I felt slightly guilty taking applause and encouragement from the remaining marshalls and spectators but it really helped to keep me going – some of the hills were leg sapping so I’d like to extend my thanks to the marshalls and spectators of the Cotswold Classic 10M for helping me to run my furthest distance since the 2006 Great North Run and only 2 kilometre short of a half marathon.

This has been a longer-than-normal post so thank you for reading!

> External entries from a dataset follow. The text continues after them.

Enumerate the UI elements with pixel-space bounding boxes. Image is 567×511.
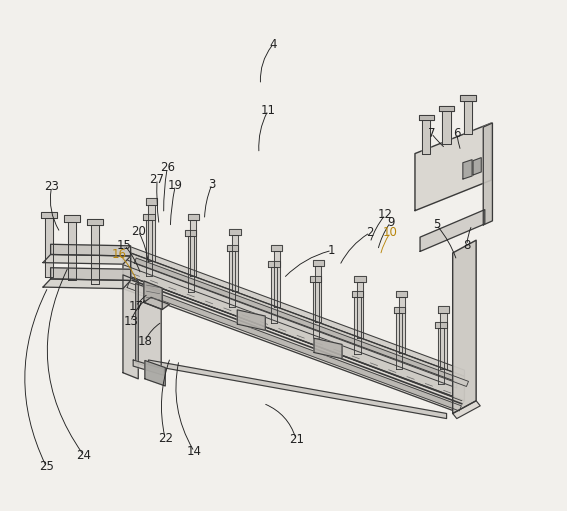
Polygon shape	[396, 313, 403, 369]
Text: 21: 21	[289, 433, 304, 447]
Text: 3: 3	[209, 178, 216, 191]
Text: 12: 12	[378, 208, 393, 221]
Polygon shape	[420, 210, 485, 251]
Text: 26: 26	[160, 161, 175, 174]
Text: 25: 25	[39, 460, 54, 474]
Text: 9: 9	[387, 216, 394, 229]
Polygon shape	[269, 261, 280, 267]
Polygon shape	[185, 230, 196, 236]
Polygon shape	[123, 277, 464, 412]
Polygon shape	[149, 204, 155, 261]
Polygon shape	[229, 229, 240, 236]
Text: 6: 6	[453, 127, 460, 140]
Polygon shape	[136, 284, 161, 371]
Polygon shape	[438, 307, 449, 313]
Polygon shape	[313, 282, 319, 338]
Polygon shape	[393, 307, 405, 313]
Polygon shape	[354, 275, 366, 282]
Polygon shape	[442, 111, 451, 145]
Polygon shape	[310, 276, 321, 282]
Polygon shape	[452, 401, 480, 419]
Polygon shape	[190, 220, 196, 276]
Polygon shape	[315, 266, 321, 322]
Polygon shape	[87, 219, 103, 225]
Text: 1: 1	[328, 244, 336, 257]
Polygon shape	[143, 214, 155, 220]
Polygon shape	[43, 254, 130, 264]
Text: 22: 22	[158, 432, 173, 446]
Polygon shape	[352, 291, 363, 297]
Polygon shape	[354, 297, 361, 354]
Text: 7: 7	[428, 127, 435, 140]
Text: 4: 4	[269, 37, 277, 51]
Text: 27: 27	[150, 173, 164, 185]
Polygon shape	[473, 158, 481, 175]
Polygon shape	[439, 106, 454, 111]
Polygon shape	[144, 281, 162, 310]
Polygon shape	[271, 245, 282, 251]
Polygon shape	[399, 297, 405, 353]
Polygon shape	[130, 247, 464, 376]
Polygon shape	[145, 360, 165, 386]
Polygon shape	[435, 322, 447, 328]
Polygon shape	[123, 253, 130, 289]
Text: 20: 20	[131, 224, 146, 238]
Polygon shape	[415, 123, 492, 211]
Polygon shape	[463, 160, 472, 179]
Polygon shape	[314, 338, 342, 359]
Polygon shape	[357, 282, 363, 338]
Polygon shape	[464, 101, 472, 134]
Text: 24: 24	[76, 449, 91, 462]
Polygon shape	[144, 297, 170, 310]
Polygon shape	[313, 260, 324, 266]
Polygon shape	[441, 313, 447, 368]
Polygon shape	[130, 253, 464, 401]
Polygon shape	[483, 123, 493, 225]
Text: 11: 11	[261, 104, 276, 117]
Polygon shape	[188, 214, 199, 220]
Text: 14: 14	[187, 445, 202, 458]
Text: 8: 8	[463, 239, 471, 252]
Polygon shape	[237, 310, 265, 330]
Polygon shape	[438, 328, 444, 384]
Polygon shape	[146, 198, 157, 204]
Polygon shape	[274, 251, 280, 307]
Polygon shape	[91, 225, 99, 284]
Text: 23: 23	[44, 180, 59, 193]
Polygon shape	[50, 268, 130, 281]
Polygon shape	[133, 360, 164, 375]
Text: 13: 13	[123, 315, 138, 328]
Text: 2: 2	[366, 226, 374, 239]
Polygon shape	[50, 244, 130, 256]
Polygon shape	[188, 236, 194, 292]
Polygon shape	[271, 267, 277, 323]
Polygon shape	[149, 360, 447, 419]
Text: 18: 18	[137, 335, 153, 347]
Polygon shape	[134, 258, 468, 386]
Polygon shape	[232, 236, 238, 291]
Polygon shape	[123, 259, 457, 388]
Polygon shape	[418, 115, 434, 121]
Text: 16: 16	[112, 248, 127, 261]
Polygon shape	[146, 220, 152, 276]
Polygon shape	[229, 251, 235, 307]
Polygon shape	[68, 222, 76, 281]
Text: 15: 15	[117, 239, 132, 252]
Text: 5: 5	[433, 218, 440, 231]
Text: 19: 19	[168, 179, 183, 192]
Polygon shape	[41, 212, 57, 218]
Polygon shape	[64, 215, 80, 222]
Polygon shape	[460, 96, 476, 101]
Polygon shape	[43, 279, 130, 289]
Polygon shape	[123, 275, 138, 379]
Polygon shape	[422, 121, 430, 154]
Polygon shape	[227, 245, 238, 251]
Text: 10: 10	[383, 226, 398, 239]
Polygon shape	[127, 283, 462, 411]
Polygon shape	[45, 218, 53, 277]
Text: 17: 17	[128, 300, 143, 313]
Polygon shape	[452, 240, 476, 413]
Polygon shape	[396, 291, 408, 297]
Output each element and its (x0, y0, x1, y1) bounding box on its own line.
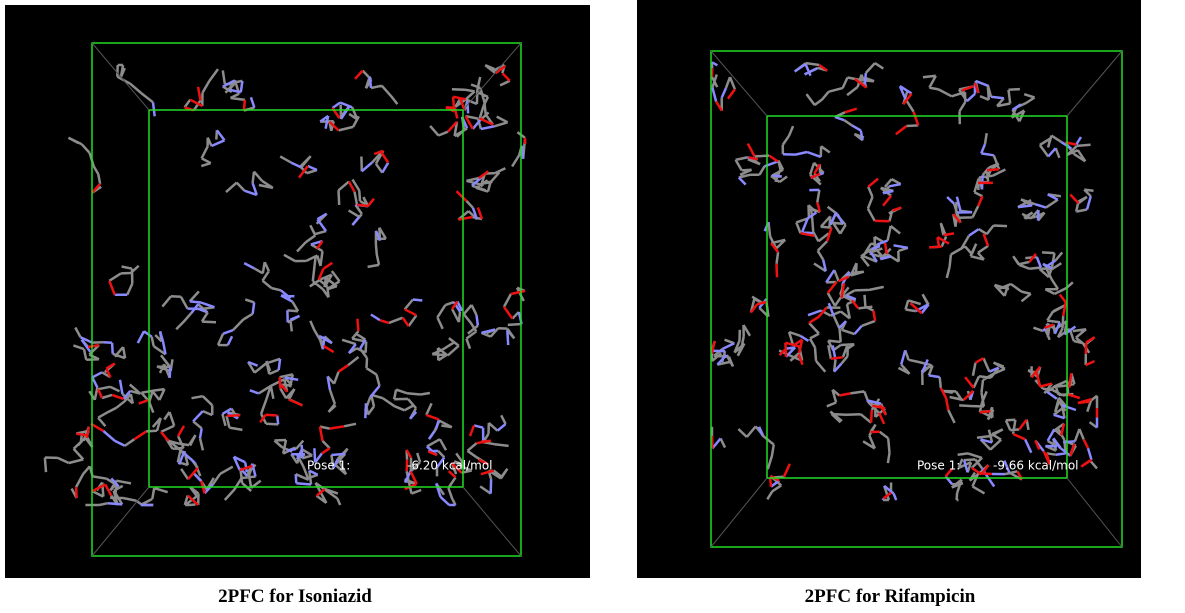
figure-caption: 2PFC for Isoniazid (120, 586, 470, 608)
molecule (712, 62, 1097, 500)
edge (1067, 51, 1122, 116)
pose-label: Pose 1: (917, 459, 960, 473)
binding-energy: -6.20 kcal/mol (407, 459, 493, 473)
edge (463, 43, 521, 110)
bonds (45, 65, 525, 505)
docking-view: Pose 1: -6.20 kcal/mol (5, 5, 590, 578)
page: Pose 1: -6.20 kcal/mol Pose 1: -9.66 kca… (0, 0, 1185, 613)
binding-energy: -9.66 kcal/mol (993, 459, 1079, 473)
edge (463, 487, 521, 556)
bonds (76, 66, 525, 505)
bonds (712, 65, 1097, 499)
edge (1067, 478, 1122, 547)
molecule-view: Pose 1: -9.66 kcal/mol (637, 0, 1141, 578)
molecule (45, 65, 525, 505)
docking-view: Pose 1: -9.66 kcal/mol (637, 0, 1141, 578)
edge (92, 43, 149, 110)
figure-caption: 2PFC for Rifampicin (715, 586, 1065, 608)
edge (711, 478, 767, 547)
pose-label: Pose 1: (307, 459, 350, 473)
molecule-view: Pose 1: -6.20 kcal/mol (5, 5, 590, 578)
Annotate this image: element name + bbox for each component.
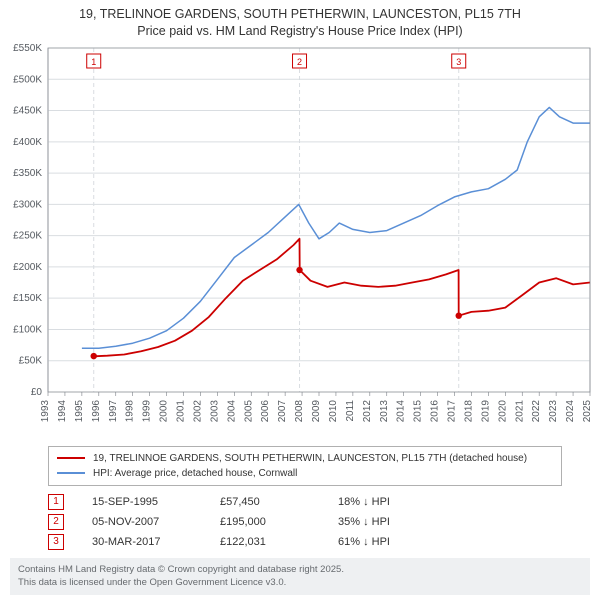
footnote-line: Contains HM Land Registry data © Crown c… [18,564,582,577]
svg-text:1: 1 [91,57,96,67]
svg-text:£50K: £50K [19,355,43,366]
svg-text:2025: 2025 [582,399,593,422]
svg-text:£450K: £450K [13,105,42,116]
chart-area: £0 £50K £100K £150K £200K £250K £300K £350K £400… [0,42,600,442]
svg-text:2022: 2022 [531,399,542,422]
sale-price: £195,000 [220,516,310,528]
table-row: 3 30-MAR-2017 £122,031 61% ↓ HPI [48,532,562,552]
sale-date: 15-SEP-1995 [92,496,192,508]
sale-marker-badge: 2 [48,514,64,530]
svg-text:2014: 2014 [396,399,407,422]
svg-text:2001: 2001 [176,399,187,422]
sales-table: 1 15-SEP-1995 £57,450 18% ↓ HPI 2 05-NOV… [48,492,562,552]
svg-text:3: 3 [456,57,461,67]
legend-label: 19, TRELINNOE GARDENS, SOUTH PETHERWIN, … [93,451,527,466]
svg-text:£550K: £550K [13,43,42,54]
svg-text:2012: 2012 [362,399,373,422]
legend-swatch [57,472,85,474]
line-chart: £0 £50K £100K £150K £200K £250K £300K £350K £400… [0,42,600,442]
svg-text:£400K: £400K [13,137,42,148]
svg-text:2018: 2018 [463,399,474,422]
legend: 19, TRELINNOE GARDENS, SOUTH PETHERWIN, … [48,446,562,486]
legend-row: 19, TRELINNOE GARDENS, SOUTH PETHERWIN, … [57,451,553,466]
svg-text:1995: 1995 [74,399,85,422]
table-row: 1 15-SEP-1995 £57,450 18% ↓ HPI [48,492,562,512]
table-row: 2 05-NOV-2007 £195,000 35% ↓ HPI [48,512,562,532]
svg-text:£500K: £500K [13,74,42,85]
svg-text:2000: 2000 [159,399,170,422]
svg-text:2020: 2020 [497,399,508,422]
chart-title: 19, TRELINNOE GARDENS, SOUTH PETHERWIN, … [0,0,600,42]
legend-label: HPI: Average price, detached house, Corn… [93,466,297,481]
svg-text:£0: £0 [31,387,43,398]
sale-marker-badge: 3 [48,534,64,550]
svg-text:2024: 2024 [565,399,576,422]
svg-text:£200K: £200K [13,262,42,273]
legend-swatch [57,457,85,459]
svg-text:1996: 1996 [91,399,102,422]
svg-text:2003: 2003 [209,399,220,422]
svg-text:2005: 2005 [243,399,254,422]
svg-text:2011: 2011 [345,399,356,421]
svg-text:2009: 2009 [311,399,322,422]
sale-date: 30-MAR-2017 [92,536,192,548]
svg-text:2021: 2021 [514,399,525,422]
svg-text:2008: 2008 [294,399,305,422]
svg-text:2: 2 [297,57,302,67]
svg-text:1997: 1997 [108,399,119,422]
svg-text:1999: 1999 [142,399,153,422]
svg-text:£150K: £150K [13,293,42,304]
footnote: Contains HM Land Registry data © Crown c… [10,558,590,595]
svg-text:1994: 1994 [57,399,68,422]
legend-row: HPI: Average price, detached house, Corn… [57,466,553,481]
svg-text:2017: 2017 [447,399,458,422]
svg-text:2002: 2002 [192,399,203,422]
svg-text:2016: 2016 [430,399,441,422]
svg-text:2023: 2023 [548,399,559,422]
svg-text:2010: 2010 [328,399,339,422]
svg-text:£350K: £350K [13,168,42,179]
sale-price: £57,450 [220,496,310,508]
svg-text:2007: 2007 [277,399,288,422]
sale-marker-badge: 1 [48,494,64,510]
sale-price: £122,031 [220,536,310,548]
svg-text:2019: 2019 [480,399,491,422]
svg-text:1993: 1993 [40,399,51,422]
sale-hpi-diff: 61% ↓ HPI [338,536,428,548]
sale-date: 05-NOV-2007 [92,516,192,528]
sale-hpi-diff: 35% ↓ HPI [338,516,428,528]
svg-text:£250K: £250K [13,230,42,241]
svg-text:2006: 2006 [260,399,271,422]
svg-text:2015: 2015 [413,399,424,422]
title-line1: 19, TRELINNOE GARDENS, SOUTH PETHERWIN, … [10,6,590,23]
svg-text:£300K: £300K [13,199,42,210]
title-line2: Price paid vs. HM Land Registry's House … [10,23,590,40]
svg-text:1998: 1998 [125,399,136,422]
svg-text:£100K: £100K [13,324,42,335]
sale-hpi-diff: 18% ↓ HPI [338,496,428,508]
svg-text:2013: 2013 [379,399,390,422]
footnote-line: This data is licensed under the Open Gov… [18,577,582,590]
svg-text:2004: 2004 [226,399,237,422]
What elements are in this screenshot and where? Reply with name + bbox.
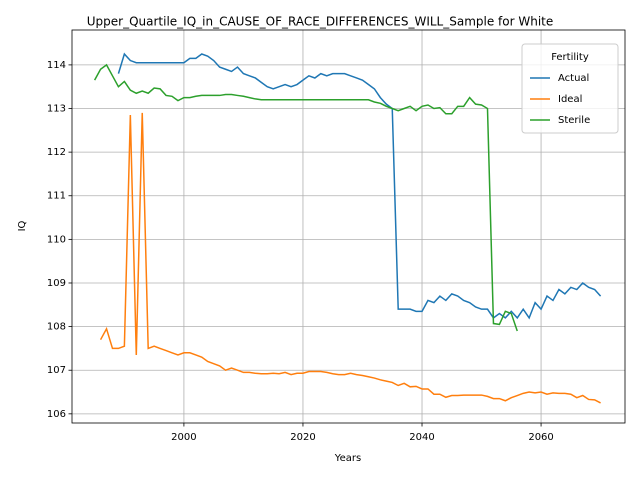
series-line [117,52,602,320]
y-axis-label: IQ [17,220,28,231]
series-line [93,63,518,332]
y-tick-label: 106 [47,409,66,420]
y-tick-label: 109 [47,278,66,289]
x-tick-label: 2060 [528,432,553,443]
y-tick-label: 111 [47,191,66,202]
y-tick-label: 114 [47,60,66,71]
legend-box [521,43,619,134]
series-line [99,112,601,404]
plot-frame [71,29,626,424]
x-tick-label: 2000 [171,432,196,443]
y-tick-label: 108 [47,322,66,333]
x-tick-label: 2020 [290,432,315,443]
y-tick-label: 112 [47,147,66,158]
x-tick-label: 2040 [409,432,434,443]
legend-label: Sterile [558,115,590,126]
legend-label: Ideal [558,94,582,105]
y-tick-label: 113 [47,104,66,115]
x-axis-label: Years [334,453,361,464]
chart-title: Upper_Quartile_IQ_in_CAUSE_OF_RACE_DIFFE… [87,15,554,29]
y-tick-label: 110 [47,234,66,245]
legend-title: Fertility [551,52,589,63]
y-tick-label: 107 [47,365,66,376]
legend-label: Actual [558,73,589,84]
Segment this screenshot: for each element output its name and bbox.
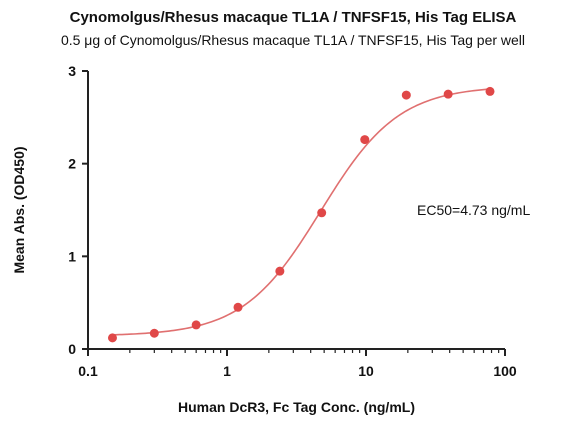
data-point	[191, 320, 201, 330]
data-points-group	[107, 86, 495, 343]
ec50-annotation: EC50=4.73 ng/mL	[417, 202, 530, 218]
data-point	[233, 302, 243, 312]
data-point	[443, 89, 453, 99]
data-point	[107, 333, 117, 343]
y-tick-label: 0	[68, 341, 76, 357]
x-tick-label: 0.1	[78, 363, 98, 379]
y-axis-label: Mean Abs. (OD450)	[11, 146, 27, 273]
x-tick-label: 1	[223, 363, 231, 379]
ticks-group: 0 1 2 3 0.1 1 10 100	[68, 63, 517, 379]
chart-subtitle: 0.5 μg of Cynomolgus/Rhesus macaque TL1A…	[61, 32, 525, 48]
x-tick-label: 10	[358, 363, 374, 379]
chart-title: Cynomolgus/Rhesus macaque TL1A / TNFSF15…	[70, 9, 517, 26]
y-tick-label: 1	[68, 248, 76, 264]
fit-curve-group	[112, 88, 491, 336]
y-tick-label: 3	[68, 63, 76, 79]
x-axis-label: Human DcR3, Fc Tag Conc. (ng/mL)	[178, 399, 415, 415]
data-point	[317, 208, 327, 218]
fit-curve-line	[112, 88, 491, 336]
data-point	[485, 86, 495, 96]
data-point	[275, 266, 285, 276]
data-point	[401, 90, 411, 100]
x-tick-label: 100	[493, 363, 517, 379]
axes-group	[87, 71, 505, 350]
data-point	[149, 328, 159, 338]
data-point	[360, 135, 370, 145]
y-tick-label: 2	[68, 156, 76, 172]
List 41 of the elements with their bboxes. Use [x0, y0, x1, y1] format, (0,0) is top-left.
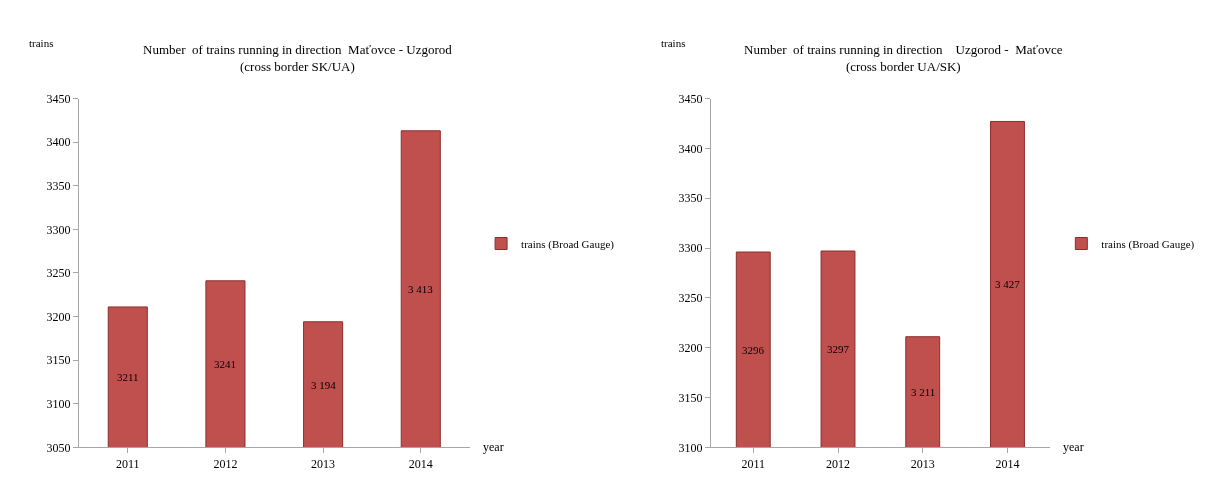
y-tick-label: 3300	[46, 222, 71, 237]
y-tick-label: 3350	[46, 178, 71, 193]
data-label: 3 194	[311, 379, 337, 391]
chart-title: Number of trains running in direction Uzgorod - Maťovce (cross border UA/SK)	[744, 42, 1063, 74]
y-tick-label: 3200	[678, 340, 703, 355]
data-label: 3 211	[911, 386, 936, 398]
y-tick-label: 3350	[678, 191, 703, 206]
y-tick-label: 3100	[678, 440, 703, 455]
x-tick-label: 2011	[741, 456, 766, 471]
y-tick-label: 3250	[46, 266, 71, 281]
y-tick-label: 3400	[46, 135, 71, 150]
x-tick-label: 2013	[311, 456, 336, 471]
y-tick-label: 3250	[678, 291, 703, 306]
legend-label: trains (Broad Gauge)	[1101, 237, 1195, 251]
y-tick-label: 3150	[46, 353, 71, 368]
data-label: 3297	[827, 343, 850, 355]
chart-title: Number of trains running in direction Maťovce - Uzgorod (cross border SK/UA)	[143, 42, 453, 74]
data-label: 3 427	[995, 278, 1021, 290]
y-axis-title: trains	[661, 37, 686, 49]
x-tick-label: 2014	[408, 456, 433, 471]
x-tick-label: 2013	[910, 456, 935, 471]
legend-label: trains (Broad Gauge)	[521, 237, 615, 251]
y-tick-label: 3300	[678, 241, 703, 256]
x-tick-label: 2011	[115, 456, 140, 471]
y-tick-label: 3100	[46, 396, 71, 411]
y-tick-label: 3400	[678, 141, 703, 156]
x-axis-title: year	[483, 440, 504, 454]
data-label: 3241	[214, 358, 236, 370]
x-tick-label: 2012	[826, 456, 850, 471]
x-axis-title: year	[1063, 440, 1084, 454]
data-label: 3211	[117, 371, 139, 383]
y-tick-label: 3050	[46, 440, 71, 455]
data-label: 3 413	[408, 283, 434, 295]
x-tick-label: 2012	[213, 456, 238, 471]
y-tick-label: 3200	[46, 309, 71, 324]
y-axis-title: trains	[29, 37, 54, 49]
y-tick-label: 3450	[46, 91, 71, 106]
y-tick-label: 3450	[678, 91, 703, 106]
x-tick-label: 2014	[995, 456, 1020, 471]
data-label: 3296	[742, 344, 765, 356]
y-tick-label: 3150	[678, 390, 703, 405]
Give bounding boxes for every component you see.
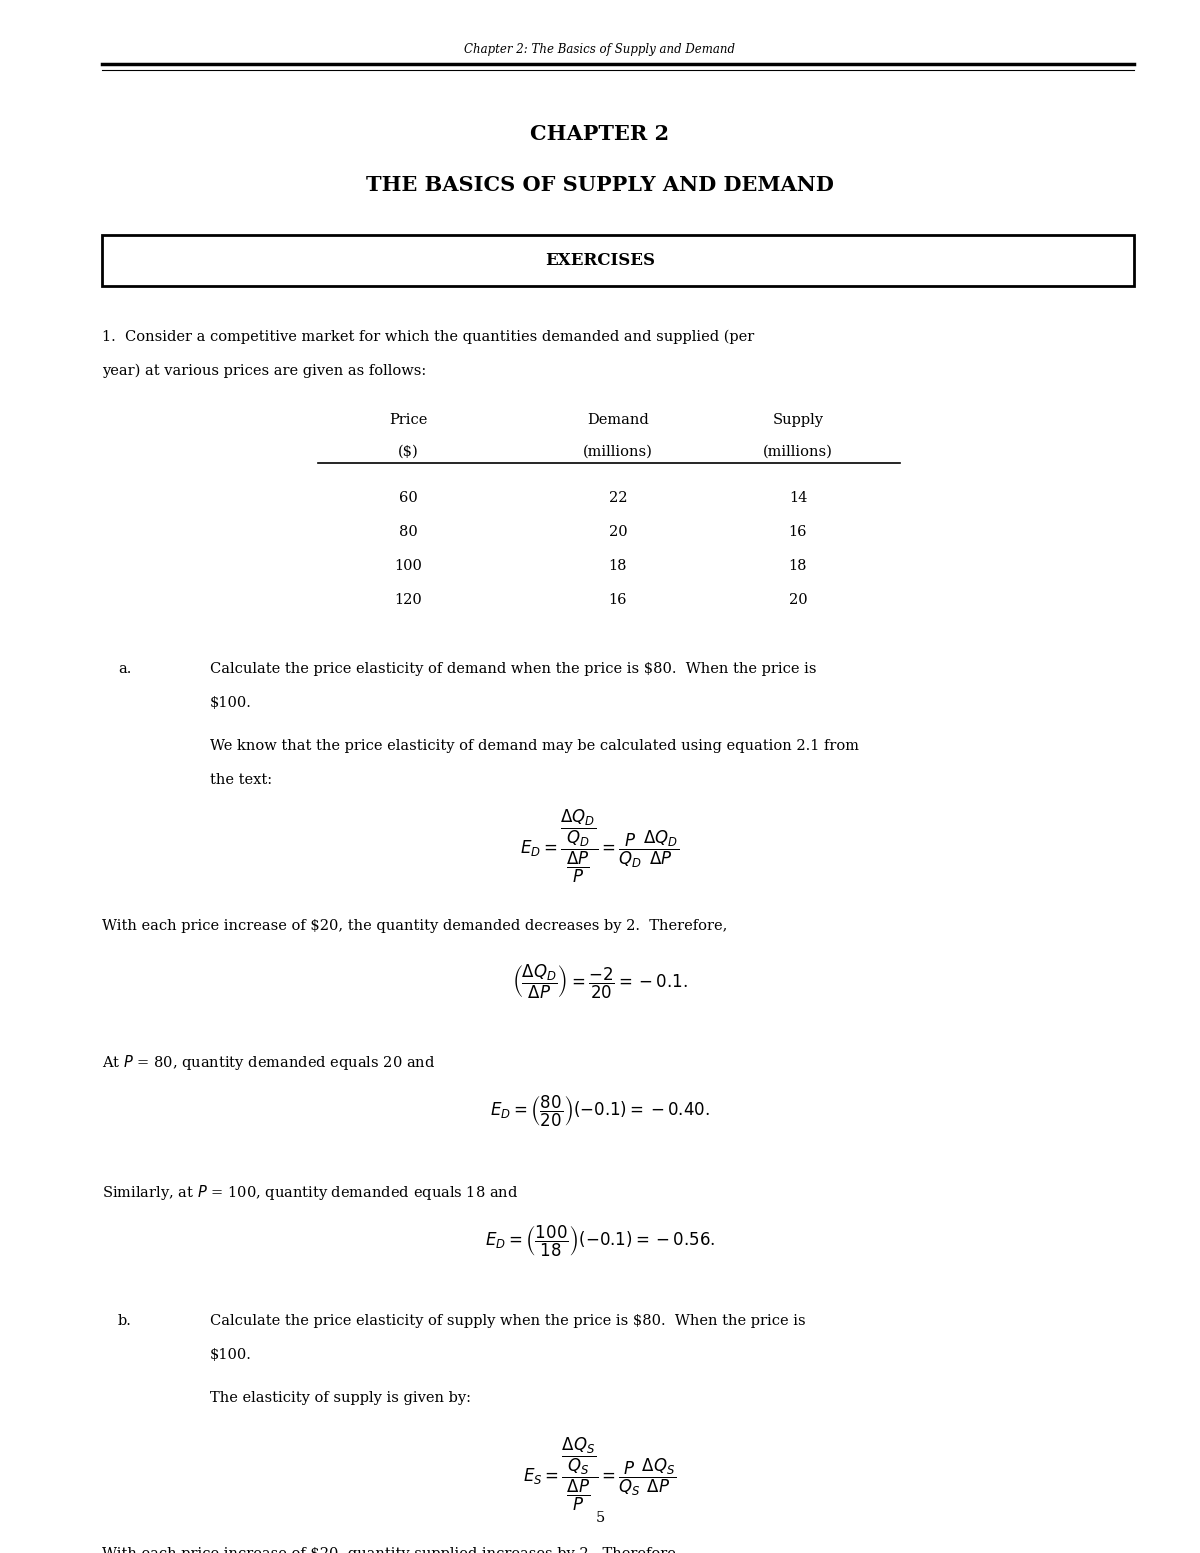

9 thoughts on “Being Thankful”

  1. I was practically next door to you on 11 September 2001, in the newsroom at BBC Newcastle. It’s a day I will never forget as that morning I got the news that my sister had had a baby boy – the first of a new generation in our family. And later I watched the rolling news broadcasts from New York and wondered what kind of world he was being born into.
    Your story is even more amazing and emotional and shows the two sides of life that we saw on that day – the joy and the sorrow, the celebration and the loss. It’s good to know cancer can be beaten, just as acts of terrorism can be defeated by celebrating the best of the human spirit.
    All the best with your running.

  2. What an amazing post! Wishing you both only joy and happiness for the future.. I have a good friend who survived breast cancer, like T she luckily found the lump early, and can totally empathise with all you went through, and just very happy that both out tales have happy endings!

  3. Good writing Mr Dan! A privilege to know both you and ‘Your Wife’. Keep up the good work.